Can Pragma defeat Dogma?
All great human endeavours carry with them a dogma, a philosophy, a kind of spiritual guidance. Manifest Destiny, American Exceptionalism, the “lucky country” down under—each rested on such a foundation.
In the case of medicine, and healthcare more broadly, the guiding spiritual force has become a paradigm known as Evidence-Based Medicine and its offspring, Clinical Practice Guidelines. Emerging in the 1990s from biomedical thought centres in North America and Europe, EBM was motivated by the hope of reducing variability in clinical decision-making, increasing objectivity, and ultimately improving outcomes.
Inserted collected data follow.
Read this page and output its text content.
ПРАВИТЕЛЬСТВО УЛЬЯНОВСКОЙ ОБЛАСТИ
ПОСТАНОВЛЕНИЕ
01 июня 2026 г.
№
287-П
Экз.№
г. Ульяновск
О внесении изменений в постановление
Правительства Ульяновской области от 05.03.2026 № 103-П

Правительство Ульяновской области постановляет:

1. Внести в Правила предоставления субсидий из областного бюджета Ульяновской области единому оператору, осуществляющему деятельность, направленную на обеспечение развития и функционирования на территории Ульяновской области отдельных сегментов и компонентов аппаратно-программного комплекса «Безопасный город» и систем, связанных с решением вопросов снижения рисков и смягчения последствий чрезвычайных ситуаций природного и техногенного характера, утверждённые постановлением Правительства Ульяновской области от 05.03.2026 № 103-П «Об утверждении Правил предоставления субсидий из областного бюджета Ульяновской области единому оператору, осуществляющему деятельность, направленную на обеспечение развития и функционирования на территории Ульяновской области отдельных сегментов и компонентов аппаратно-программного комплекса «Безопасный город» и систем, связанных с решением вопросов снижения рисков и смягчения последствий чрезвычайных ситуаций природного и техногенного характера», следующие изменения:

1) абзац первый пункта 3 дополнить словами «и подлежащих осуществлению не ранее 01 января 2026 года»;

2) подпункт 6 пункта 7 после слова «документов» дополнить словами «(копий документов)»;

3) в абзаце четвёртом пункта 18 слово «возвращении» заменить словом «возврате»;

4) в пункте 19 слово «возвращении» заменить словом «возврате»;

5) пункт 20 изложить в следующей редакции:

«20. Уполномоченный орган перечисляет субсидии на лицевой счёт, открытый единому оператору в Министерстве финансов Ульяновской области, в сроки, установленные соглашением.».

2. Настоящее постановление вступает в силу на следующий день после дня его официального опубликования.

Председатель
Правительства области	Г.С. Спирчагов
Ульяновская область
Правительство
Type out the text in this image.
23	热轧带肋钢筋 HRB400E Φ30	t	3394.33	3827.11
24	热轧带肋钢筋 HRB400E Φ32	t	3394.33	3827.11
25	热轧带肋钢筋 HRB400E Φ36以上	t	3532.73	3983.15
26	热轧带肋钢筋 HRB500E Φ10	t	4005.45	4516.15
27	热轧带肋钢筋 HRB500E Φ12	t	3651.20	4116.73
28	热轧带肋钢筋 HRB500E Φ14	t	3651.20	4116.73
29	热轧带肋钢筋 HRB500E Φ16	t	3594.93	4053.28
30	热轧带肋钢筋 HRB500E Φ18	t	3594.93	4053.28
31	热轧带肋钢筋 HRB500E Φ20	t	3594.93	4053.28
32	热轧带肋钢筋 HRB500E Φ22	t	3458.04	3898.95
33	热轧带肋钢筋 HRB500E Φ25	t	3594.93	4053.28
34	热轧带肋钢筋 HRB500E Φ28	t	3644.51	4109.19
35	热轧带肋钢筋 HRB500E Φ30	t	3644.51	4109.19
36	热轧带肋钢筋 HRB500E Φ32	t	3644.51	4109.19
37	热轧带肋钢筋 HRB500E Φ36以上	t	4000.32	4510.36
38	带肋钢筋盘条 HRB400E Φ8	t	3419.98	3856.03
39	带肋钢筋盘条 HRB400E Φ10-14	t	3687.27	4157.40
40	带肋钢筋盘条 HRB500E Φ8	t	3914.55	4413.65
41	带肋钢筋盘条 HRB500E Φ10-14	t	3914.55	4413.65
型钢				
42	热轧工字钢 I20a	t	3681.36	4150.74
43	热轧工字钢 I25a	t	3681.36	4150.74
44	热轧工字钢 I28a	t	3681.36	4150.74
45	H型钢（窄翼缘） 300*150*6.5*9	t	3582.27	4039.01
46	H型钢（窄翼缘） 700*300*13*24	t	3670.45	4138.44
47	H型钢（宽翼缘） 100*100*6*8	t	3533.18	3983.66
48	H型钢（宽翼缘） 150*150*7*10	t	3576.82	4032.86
Nothing could be further from the truth.
Over the past three decades, the centralisation of clinical decision-making has created perverse incentives and opened the door for the co-opting of the very process it sought to purify. Established with the best of intentions, the EBM-CPG paradigm has presided over the greatest decline in human health outside of wartime.
The enshrining of EBM as an unassailable moral doctrine—a sacred cow to which healthcare must pay homage—must itself be interrogated. It deserves to be a topic of open, rigorous, and outcome-based analysis amongst clinicians, researchers, and policymakers.
When I conducted such an analysis, what emerged was sobering: a system designed to elevate quality instead producing poor outcomes, inefficient resource distribution, and serving as the justification to suppress alternative and innovative technologies—technologies that could have been far better suited to addressing the chronic health crisis in which we now find ourselves.